Sheriff Tim Hawsey made the county Escambia County Commission aware of the proposal at Monday's meeting. Atmore Police Chief Danny McKinley addressed the Atmore City Council Monday evening.
The county's four chiefs n McKinley, Brewton Chief Pat Kelly, Flomaton Chief Bob Hicks and East Brewton Chief Wilson Mallard n offered to pay the county for housing their inmates charged with misdemeanors. The county already houses felony and district court inmates.
Cities are not required to have a jail, but the county is.
Atmore and Brewton offered $10,000 each annually, Flomaton and East Brewton offered $5,000 each.
Hawsey said he is drafting a contract, and that he will bring it back to the commission before any action is taken. He added that the cities want to enter the agreement as soon as possible.
The commissioners were open to the idea.
Commissioners Wiley Tait and David Stokes asked Hawsey make sure the amount offered by the cities is enough to cover costs of housing the inmates and additional staffing.
The proposal appears to be a win-win situation for the cities and the county.
The City of Atmore will realize a savings in liability insurance and eliminate the threat of lawsuits. Two suits are now pending now involving inmates who died in the jail, although both cases have been ruled suicides.
The cost of paying the county probably will not exceed the cost of doing business at the jail. McKinley said he currently spends about $8,000 a year in simply feeding inmates.
Sending inmates to the county will eliminate dispatchers serving double duty. Currently, dispatchers also served as jailers. No personnel are dedicated strictly to jail duty, so McKinley doesn't anticipate losing any personnel.
The county has been ordered by the courts to increase staffing at the detention center. Commission Chairman Larry White said housing city inmates is one way to do that.
Also, the county jail lost revenue when federal marshals changed their contract and started housing federal inmates in the Baldwin County facility.

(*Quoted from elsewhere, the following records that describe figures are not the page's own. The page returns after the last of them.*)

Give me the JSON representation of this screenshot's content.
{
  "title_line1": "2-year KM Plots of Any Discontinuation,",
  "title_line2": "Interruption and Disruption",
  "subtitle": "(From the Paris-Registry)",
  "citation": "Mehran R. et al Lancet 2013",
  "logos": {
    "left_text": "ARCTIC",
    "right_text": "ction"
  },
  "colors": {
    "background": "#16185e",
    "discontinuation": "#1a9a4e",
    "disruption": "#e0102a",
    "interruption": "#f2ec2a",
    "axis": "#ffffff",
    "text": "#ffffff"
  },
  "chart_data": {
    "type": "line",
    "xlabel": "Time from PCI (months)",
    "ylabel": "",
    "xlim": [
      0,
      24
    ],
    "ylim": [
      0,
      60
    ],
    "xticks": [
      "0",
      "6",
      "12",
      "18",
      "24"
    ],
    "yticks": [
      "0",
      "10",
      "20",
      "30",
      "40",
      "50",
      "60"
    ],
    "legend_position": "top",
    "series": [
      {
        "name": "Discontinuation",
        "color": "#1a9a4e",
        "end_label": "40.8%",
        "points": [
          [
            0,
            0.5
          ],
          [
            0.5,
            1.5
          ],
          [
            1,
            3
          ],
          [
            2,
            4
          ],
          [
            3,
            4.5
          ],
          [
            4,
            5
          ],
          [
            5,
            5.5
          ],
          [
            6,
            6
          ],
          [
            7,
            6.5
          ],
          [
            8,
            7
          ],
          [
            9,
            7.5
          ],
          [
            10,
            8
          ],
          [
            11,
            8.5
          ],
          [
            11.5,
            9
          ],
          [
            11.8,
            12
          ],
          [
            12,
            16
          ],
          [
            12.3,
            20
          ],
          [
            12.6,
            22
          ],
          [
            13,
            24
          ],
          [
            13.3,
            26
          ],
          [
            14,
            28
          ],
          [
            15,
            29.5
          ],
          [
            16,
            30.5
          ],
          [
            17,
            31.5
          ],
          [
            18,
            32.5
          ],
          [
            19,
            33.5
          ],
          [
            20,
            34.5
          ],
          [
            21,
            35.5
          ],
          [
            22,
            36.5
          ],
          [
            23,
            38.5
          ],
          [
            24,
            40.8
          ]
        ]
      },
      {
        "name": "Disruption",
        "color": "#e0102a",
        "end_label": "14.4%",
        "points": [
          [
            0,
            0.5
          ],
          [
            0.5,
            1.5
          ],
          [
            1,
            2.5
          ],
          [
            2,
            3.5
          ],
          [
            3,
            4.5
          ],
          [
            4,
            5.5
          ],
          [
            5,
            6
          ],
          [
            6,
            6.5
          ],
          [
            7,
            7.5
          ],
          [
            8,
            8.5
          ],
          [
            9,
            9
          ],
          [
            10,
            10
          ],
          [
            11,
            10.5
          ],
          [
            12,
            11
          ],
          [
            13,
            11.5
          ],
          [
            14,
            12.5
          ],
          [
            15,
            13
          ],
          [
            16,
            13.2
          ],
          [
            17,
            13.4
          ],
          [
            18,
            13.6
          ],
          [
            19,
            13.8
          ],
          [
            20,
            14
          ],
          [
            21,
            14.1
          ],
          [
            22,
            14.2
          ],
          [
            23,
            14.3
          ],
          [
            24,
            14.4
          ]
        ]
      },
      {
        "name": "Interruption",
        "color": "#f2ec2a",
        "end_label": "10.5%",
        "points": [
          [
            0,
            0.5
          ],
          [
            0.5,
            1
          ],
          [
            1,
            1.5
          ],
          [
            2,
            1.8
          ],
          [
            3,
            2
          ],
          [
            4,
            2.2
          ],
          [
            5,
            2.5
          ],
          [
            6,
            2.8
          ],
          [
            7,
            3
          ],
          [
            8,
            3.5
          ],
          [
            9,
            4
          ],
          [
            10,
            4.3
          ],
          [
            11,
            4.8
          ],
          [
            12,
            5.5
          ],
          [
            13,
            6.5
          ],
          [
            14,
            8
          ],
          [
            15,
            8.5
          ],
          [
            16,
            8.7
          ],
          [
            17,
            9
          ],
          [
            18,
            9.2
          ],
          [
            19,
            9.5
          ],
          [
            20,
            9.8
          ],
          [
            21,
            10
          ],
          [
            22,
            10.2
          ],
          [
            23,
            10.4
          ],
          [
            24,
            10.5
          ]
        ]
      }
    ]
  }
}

Taking city inmates will fill some, if not all, the empty beds.
Chief McKinley told the Atmore City Council that the proposal is in its infancy. Details have not been worked out about transporting city inmates to the county jail.
The city will continue to get funds from municipal court, whether or not the city operates a jail.
The city will continue to operate a lock-up which will hold inmates until they are transported.